How to Compute Compound Interest with Tidyverse
Compound interest calculations are essential for financial planning and investment analysis. The tidyverse provides powerful tools for computing compound interest across different time periods and scenarios, making it easy to visualize and compare investment growth.
Getting Started
library(tidyverse)
library(palmerpenguins)Example 1: Basic Compound Interest Calculation
The Problem
You want to calculate how a $1000 investment grows over 10 years with 7% annual interest. We need to compute the compound interest formula: A = P(1 + r)^t.

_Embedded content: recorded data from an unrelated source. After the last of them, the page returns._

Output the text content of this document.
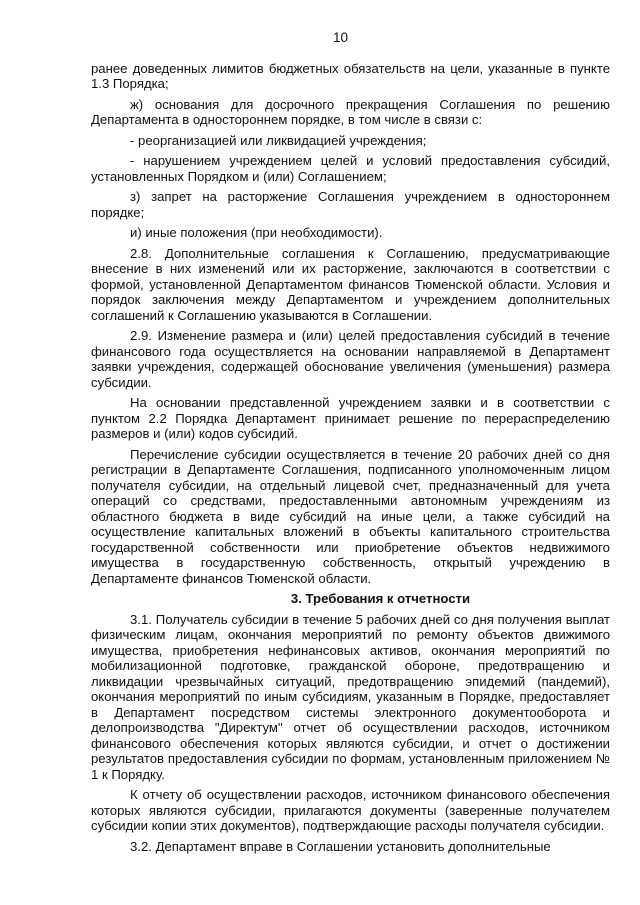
10

ранее доведенных лимитов бюджетных обязательств на цели, указанные в пункте 1.3 Порядка;

ж) основания для досрочного прекращения Соглашения по решению Департамента в одностороннем порядке, в том числе в связи с:

- реорганизацией или ликвидацией учреждения;

- нарушением учреждением целей и условий предоставления субсидий, установленных Порядком и (или) Соглашением;

з) запрет на расторжение Соглашения учреждением в одностороннем порядке;

и) иные положения (при необходимости).

2.8. Дополнительные соглашения к Соглашению, предусматривающие внесение в них изменений или их расторжение, заключаются в соответствии с формой, установленной Департаментом финансов Тюменской области. Условия и порядок заключения между Департаментом и учреждением дополнительных соглашений к Соглашению указываются в Соглашении.

2.9. Изменение размера и (или) целей предоставления субсидий в течение финансового года осуществляется на основании направляемой в Департамент заявки учреждения, содержащей обоснование увеличения (уменьшения) размера субсидии.

На основании представленной учреждением заявки и в соответствии с пунктом 2.2 Порядка Департамент принимает решение по перераспределению размеров и (или) кодов субсидий.

Перечисление субсидии осуществляется в течение 20 рабочих дней со дня регистрации в Департаменте Соглашения, подписанного уполномоченным лицом получателя субсидии, на отдельный лицевой счет, предназначенный для учета операций со средствами, предоставленными автономным учреждениям из областного бюджета в виде субсидий на иные цели, а также субсидий на осуществление капитальных вложений в объекты капитального строительства государственной собственности или приобретение объектов недвижимого имущества в государственную собственность, открытый учреждению в Департаменте финансов Тюменской области.

3. Требования к отчетности

3.1. Получатель субсидии в течение 5 рабочих дней со дня получения выплат физическим лицам, окончания мероприятий по ремонту объектов движимого имущества, приобретения нефинансовых активов, окончания мероприятий по мобилизационной подготовке, гражданской обороне, предотвращению и ликвидации чрезвычайных ситуаций, предотвращению эпидемий (пандемий), окончания мероприятий по иным субсидиям, указанным в Порядке, предоставляет в Департамент посредством системы электронного документооборота и делопроизводства "Директум" отчет об осуществлении расходов, источником финансового обеспечения которых являются субсидии, и отчет о достижении результатов предоставления субсидии по формам, установленным приложением № 1 к Порядку.

К отчету об осуществлении расходов, источником финансового обеспечения которых являются субсидии, прилагаются документы (заверенные получателем субсидии копии этих документов), подтверждающие расходы получателя субсидии.

3.2. Департамент вправе в Соглашении установить дополнительные
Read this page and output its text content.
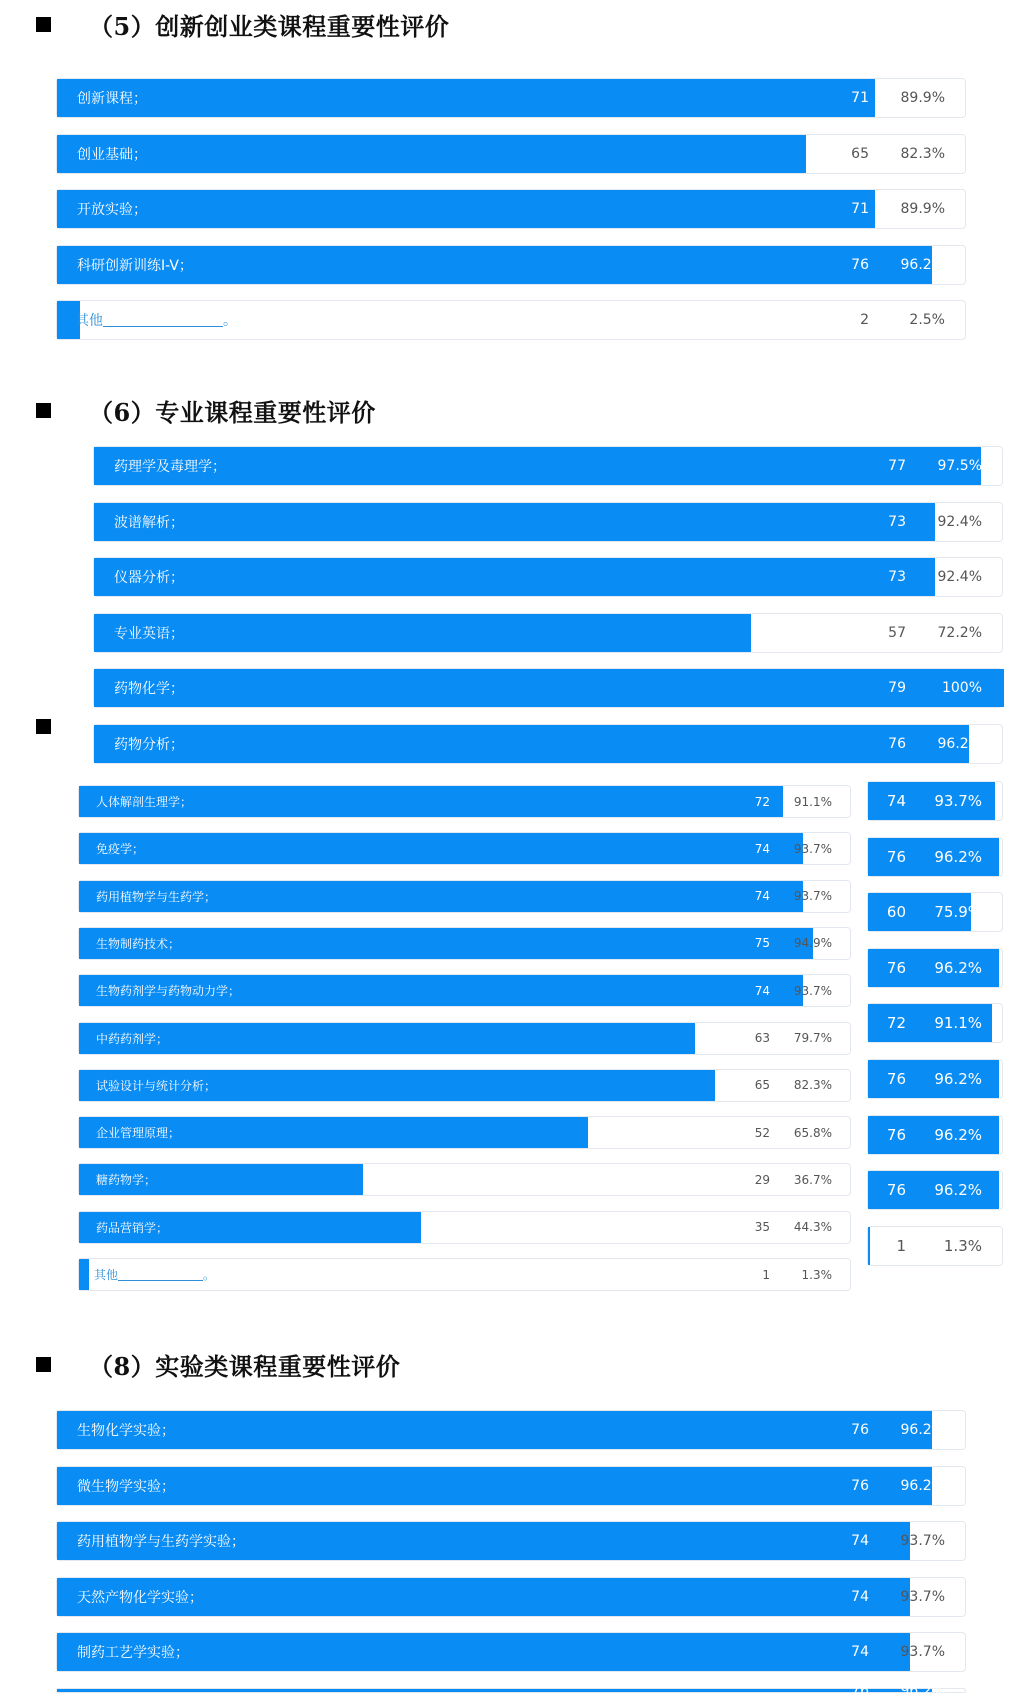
（5）创新创业类课程重要性评价
创新课程；	71 89.9%
创业基础；	65 82.3%
开放实验；	71 89.9%
科研创新训练I-V；	76 96.2%
其他	。	2	2.5%
（6）专业课程重要性评价
药理学及毒理学；	77 97.5%
波谱解析；	73 92.4%
仪器分析；	73 92.4%
专业英语；	57 72.2%
药物化学；	79	100%
药物分析；	76 96.2%
人体解剖生理学；	72 91.1%
免疫学；	74 93.7%
药用植物学与生药学；	74 93.7%
生物制药技术；	75 94.9%
生物药剂学与药物动力学；	74 93.7%
中药药剂学；	63 79.7%
试验设计与统计分析；	65 82.3%
企业管理原理；	52 65.8%
糖药物学；	29 36.7%
药品营销学；	35 44.3%
其他	。	1	1.3%
74 93.7%
76 96.2%
60 75.9%
76 96.2%
72 91.1%
76 96.2%
76 96.2%
76 96.2%
1	1.3%
（8）实验类课程重要性评价
生物化学实验；	76 96.2%
微生物学实验；	76 96.2%
药用植物学与生药学实验；	74 93.7%
天然产物化学实验；	74 93.7%
制药工艺学实验；	74 93.7%
76 96.2%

Step 1: Create the Investment Data
We’ll start by setting up our basic investment parameters.
investment <- tibble(
principal = 1000,
rate = 0.07,
years = 10
)This creates a data frame with our initial investment amount, interest rate, and time period.
Step 2: Calculate Final Amount
Now we’ll apply the compound interest formula using mutate().
investment <- investment |>
mutate(
final_amount = principal * (1 + rate)^years,
total_interest = final_amount - principal
)The investment grows to $1967.15 with $967.15 in compound interest earned.
Step 3: View the Results
Let’s examine our calculation results.
investment |>
select(principal, final_amount, total_interest) |>
mutate(across(where(is.numeric), ~ round(.x, 2)))This shows the principal, final amount, and total interest earned in a clean format.
Example 2: Comparing Multiple Investment Scenarios
The Problem
You want to compare different investment strategies with varying principals, interest rates, and time periods. This helps you understand how different factors affect compound growth and make informed investment decisions.
Step 1: Create Multiple Scenarios
We’ll set up different investment scenarios to compare.
scenarios <- tibble(
scenario = c("Conservative", "Moderate", "Aggressive"),
principal = c(5000, 10000, 15000),
annual_rate = c(0.04, 0.07, 0.10),
years = c(20, 15, 10)
)Each scenario represents a different risk-return profile with varying investment amounts and rates.
Step 2: Calculate Growth Over Time
Now we’ll expand each scenario to show year-by-year growth.
yearly_growth <- scenarios |>
rowwise() |>
mutate(
year_data = list(1:years),
.keep = "all"
) |>
unnest(year_data)This creates a row for each year in each investment scenario for detailed tracking.
Step 3: Compute Annual Values
We’ll calculate the investment value for each year.
yearly_growth <- yearly_growth |>
mutate(
amount = principal * (1 + annual_rate)^year_data,
interest_earned = amount - principal
)Now we have the compound growth calculated for each year across all scenarios.
Step 4: Visualize the Growth
Let’s create a visualization to compare the scenarios.
yearly_growth |>
ggplot(aes(x = year_data, y = amount, color = scenario)) +
geom_line(size = 1.2) +
labs(title = "Compound Interest Growth Comparison",
x = "Years", y = "Investment Value ($)")
The plot clearly shows how different rates and principals affect long-term growth.
Step 5: Summary Statistics
Finally, we’ll calculate summary statistics for each scenario.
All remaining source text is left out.